Risks of Data Collection

If you suffer a data breach, you could face serious problems. In addition to alienating clients, you’ll also possibly be required to notify all potentially impacted clients and purchase identity theft protection for them.

With that in mind, it should be no surprise that data breaches can be expensive. The average cost of a data breach in 2020 was $3.86 million–a cost most B2B organizations can’t afford.

But perhaps the biggest hit you’ll take after a data breach is to your reputation. You could forever be known as that company that didn’t properly safeguard your client data. That’s why it’s important to do everything you can to protect the data you’re collecting on customers, as well as only collect the data you need.

How to Remain in Compliance

A privacy policy is an important first step. As inspiration, check out a variety of B2B privacy policies, from Google to Shift to Zoom.

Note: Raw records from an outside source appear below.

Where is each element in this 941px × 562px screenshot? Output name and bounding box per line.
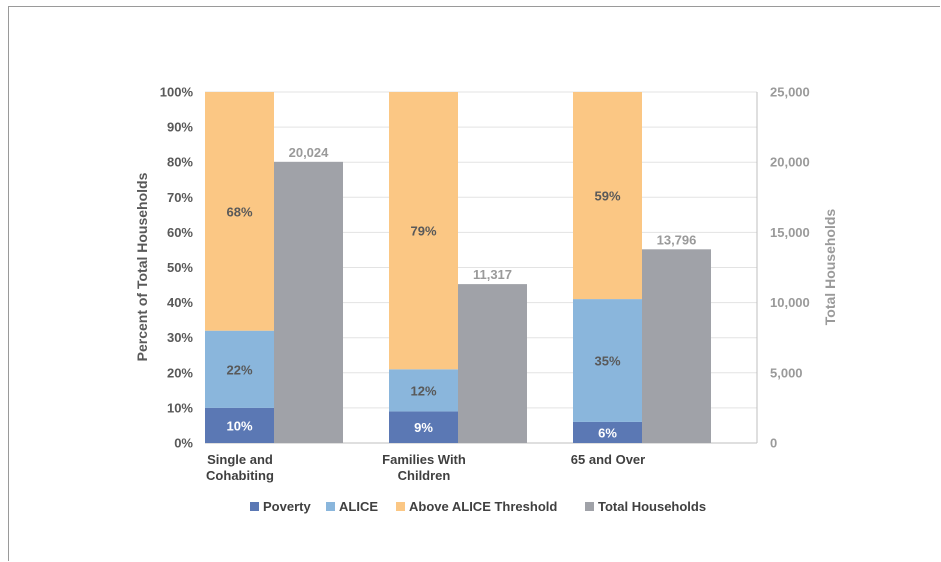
right-tick-label: 25,000 — [770, 85, 810, 100]
bar-segment — [389, 369, 458, 412]
left-tick-label: 40% — [167, 295, 193, 310]
legend-label: Total Households — [598, 499, 706, 514]
total-label: 20,024 — [289, 145, 330, 160]
chart-frame — [8, 6, 940, 561]
segment-label: 22% — [226, 362, 252, 377]
total-bar — [458, 284, 527, 443]
segment-label: 35% — [594, 354, 620, 369]
bars — [205, 92, 711, 443]
bar-segment — [205, 92, 274, 331]
segment-label: 10% — [226, 418, 252, 433]
bar-segment — [389, 92, 458, 370]
left-tick-label: 50% — [167, 260, 193, 275]
segment-label: 6% — [598, 425, 617, 440]
left-tick-label: 10% — [167, 400, 193, 415]
right-tick-label: 20,000 — [770, 155, 810, 170]
right-tick-label: 5,000 — [770, 365, 803, 380]
total-label: 11,317 — [473, 267, 512, 282]
legend-swatch — [396, 502, 405, 511]
legend-swatch — [326, 502, 335, 511]
left-tick-label: 30% — [167, 330, 193, 345]
legend-label: Poverty — [263, 499, 311, 514]
bar-segment — [573, 299, 642, 422]
total-bar — [274, 161, 343, 443]
total-bar — [642, 249, 711, 443]
bar-segment — [573, 92, 642, 300]
segment-label: 9% — [414, 420, 433, 435]
right-tick-label: 0 — [770, 436, 777, 451]
category-label: 65 and Over — [571, 452, 645, 467]
total-label: 13,796 — [657, 232, 697, 247]
right-tick-label: 15,000 — [770, 225, 810, 240]
category-label: Cohabiting — [206, 468, 274, 483]
left-tick-label: 60% — [167, 225, 193, 240]
left-tick-label: 0% — [174, 436, 193, 451]
left-tick-label: 100% — [160, 85, 194, 100]
category-label: Children — [398, 468, 451, 483]
left-axis-ticks: 0% 10% 20% 30% 40% 50% 60% 70% 80% 90% 100% — [160, 85, 194, 451]
left-tick-label: 20% — [167, 365, 193, 380]
segment-label: 59% — [594, 189, 620, 204]
bar-segment — [573, 421, 642, 443]
right-axis-title: Total Households — [822, 209, 838, 326]
left-tick-label: 90% — [167, 120, 193, 135]
segment-label: 68% — [226, 204, 252, 219]
right-axis-ticks: 0 5,000 10,000 15,000 20,000 25,000 — [770, 85, 810, 451]
category-label: Single and — [207, 452, 273, 467]
bar-segment — [389, 411, 458, 443]
legend-label: Above ALICE Threshold — [409, 499, 557, 514]
segment-label: 79% — [410, 224, 436, 239]
legend: Poverty ALICE Above ALICE Threshold Total H… — [250, 499, 706, 514]
bar-segment — [205, 330, 274, 408]
legend-label: ALICE — [339, 499, 378, 514]
right-tick-label: 10,000 — [770, 295, 810, 310]
category-label: Families With — [382, 452, 466, 467]
data-labels: 10% 22% 68% 20,024 9% 12% 79% 11,317 6% 35% 59% 13,… — [226, 145, 696, 441]
bar-segment — [205, 407, 274, 443]
left-tick-label: 70% — [167, 190, 193, 205]
left-axis-title: Percent of Total Households — [134, 172, 150, 361]
legend-swatch — [250, 502, 259, 511]
segment-label: 12% — [410, 383, 436, 398]
legend-swatch — [585, 502, 594, 511]
left-tick-label: 80% — [167, 155, 193, 170]
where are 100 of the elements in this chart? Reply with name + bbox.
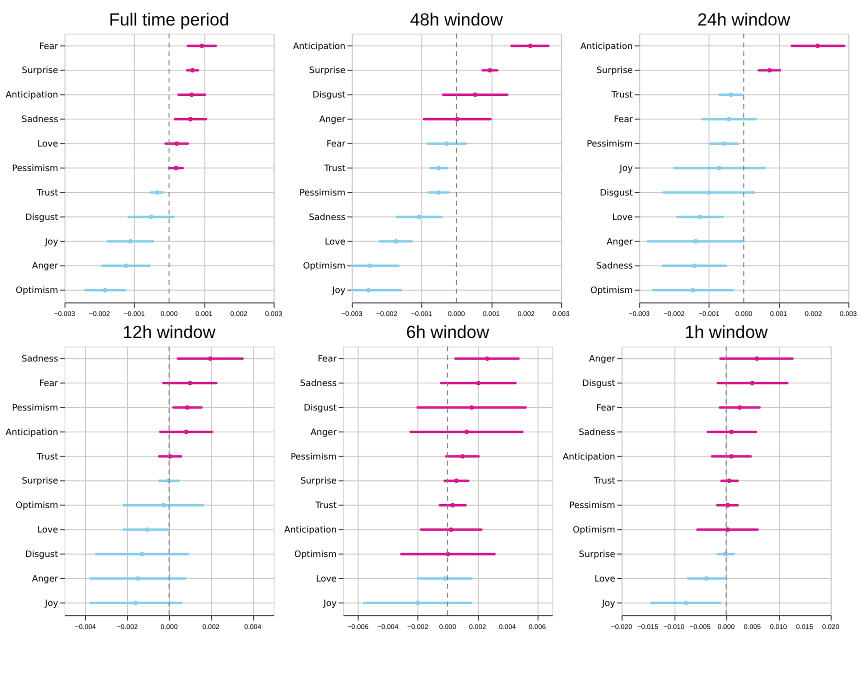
point [692,263,697,268]
y-tick-label: Joy [331,286,346,296]
y-tick-label: Optimism [16,286,58,296]
point [161,502,166,508]
y-tick-label: Trust [36,452,59,462]
point [416,214,422,220]
point [415,600,420,606]
point [174,141,180,146]
y-tick-label: Surprise [22,476,58,487]
y-tick-label: Joy [618,164,633,174]
point [690,288,696,292]
y-tick-label: Optimism [572,526,616,536]
point [174,166,178,170]
y-tick-label: Pessimism [12,164,58,174]
y-tick-label: Optimism [302,262,346,272]
y-tick-label: Surprise [300,476,337,487]
point [472,92,478,98]
y-tick-label: Disgust [600,188,634,198]
point [728,92,734,98]
point [737,405,742,410]
y-tick-label: Love [594,574,616,584]
point [750,380,755,386]
point [454,478,459,484]
point [754,356,760,361]
point [469,405,474,410]
y-tick-label: Anticipation [6,90,58,101]
point [725,527,730,532]
y-tick-label: Fear [326,140,346,150]
point [188,380,192,386]
point [815,44,820,48]
y-tick-label: Love [316,574,337,584]
point [729,454,734,459]
point [454,116,460,122]
point [693,239,698,244]
y-tick-label: Anticipation [6,428,58,438]
y-tick-label: Love [37,526,58,536]
y-tick-label: Optimism [294,550,337,560]
y-tick-label: Disgust [25,550,59,560]
y-tick-label: Optimism [16,501,58,512]
y-tick-label: Anticipation [580,42,633,52]
point [154,190,160,195]
y-tick-label: Love [612,212,633,223]
point [102,288,108,292]
point [189,92,194,98]
y-tick-label: Trust [323,164,346,174]
y-tick-label: Sadness [300,378,338,389]
point [149,214,154,220]
point [488,68,492,73]
point [528,44,533,48]
y-tick-label: Surprise [578,550,616,560]
y-tick-label: Disgust [304,403,338,414]
y-tick-label: Disgust [312,90,346,101]
y-tick-label: Sadness [578,428,616,438]
point [444,141,449,146]
y-tick-label: Fear [614,115,634,126]
y-tick-label: Trust [610,90,634,101]
y-tick-label: Surprise [22,66,58,76]
point [722,141,727,146]
point [140,552,144,556]
point [368,263,372,268]
y-tick-label: Sadness [21,354,59,365]
point [366,288,371,292]
point [128,239,133,244]
y-tick-label: Optimism [590,286,633,296]
y-tick-label: Joy [44,598,58,609]
point [706,190,712,195]
y-tick-label: Joy [44,237,58,248]
y-tick-label: Fear [39,42,59,52]
point [436,166,441,170]
y-tick-label: Joy [601,598,616,609]
point [188,116,193,122]
point [767,68,772,73]
y-tick-label: Fear [596,403,616,414]
y-tick-label: Anger [319,115,346,126]
point [394,239,398,244]
y-tick-label: Anger [32,574,59,584]
y-tick-label: Anger [606,237,634,248]
point [698,214,702,220]
chart-title: 48h window [410,9,504,30]
y-tick-label: Trust [314,501,338,512]
y-tick-label: Fear [39,378,59,389]
point [476,380,481,386]
point [184,430,189,434]
point [684,600,688,606]
point [136,576,140,581]
y-tick-label: Pessimism [290,452,337,462]
y-tick-label: Anger [589,354,616,365]
y-tick-label: Anticipation [562,452,616,462]
point [448,527,454,532]
y-tick-label: Love [37,140,58,150]
point [144,527,150,532]
point [184,405,190,410]
y-tick-label: Surprise [596,66,633,76]
y-tick-label: Pessimism [586,140,633,150]
point [484,356,490,361]
y-tick-label: Fear [318,354,338,365]
y-tick-label: Love [324,237,346,248]
point [726,478,732,484]
point [726,116,732,122]
y-tick-label: Pessimism [569,501,616,512]
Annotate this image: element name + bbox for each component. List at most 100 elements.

Not only will this help you get a feel for the format, but you’ll also get some ideas on what you need to do to keep your own client data safe.

From there, you can protect other businesses and their employees by only collecting the data you need from B2B audiences. When you do have that information, make sure it’s safeguarded. Only the necessary employees should have access and you should have cybersecurity in place to prevent breaches.

Lastly, if you’re collecting information, each person should opt in before that information is gathered and stored. Be clear about the data that will be collected and how you will use it. If possible, link to your privacy policy to help alleviate any concerns that potential and existing clients might have.

When it comes to data privacy, it’s important that you have documented procedures. You should also be able to demonstrate that your business takes measures to protect information. Having this type of documentation in place will not only ensure you can demonstrate to regulators how you handle things, but it will also help with alerting employees to your company’s policies about data security and privacy.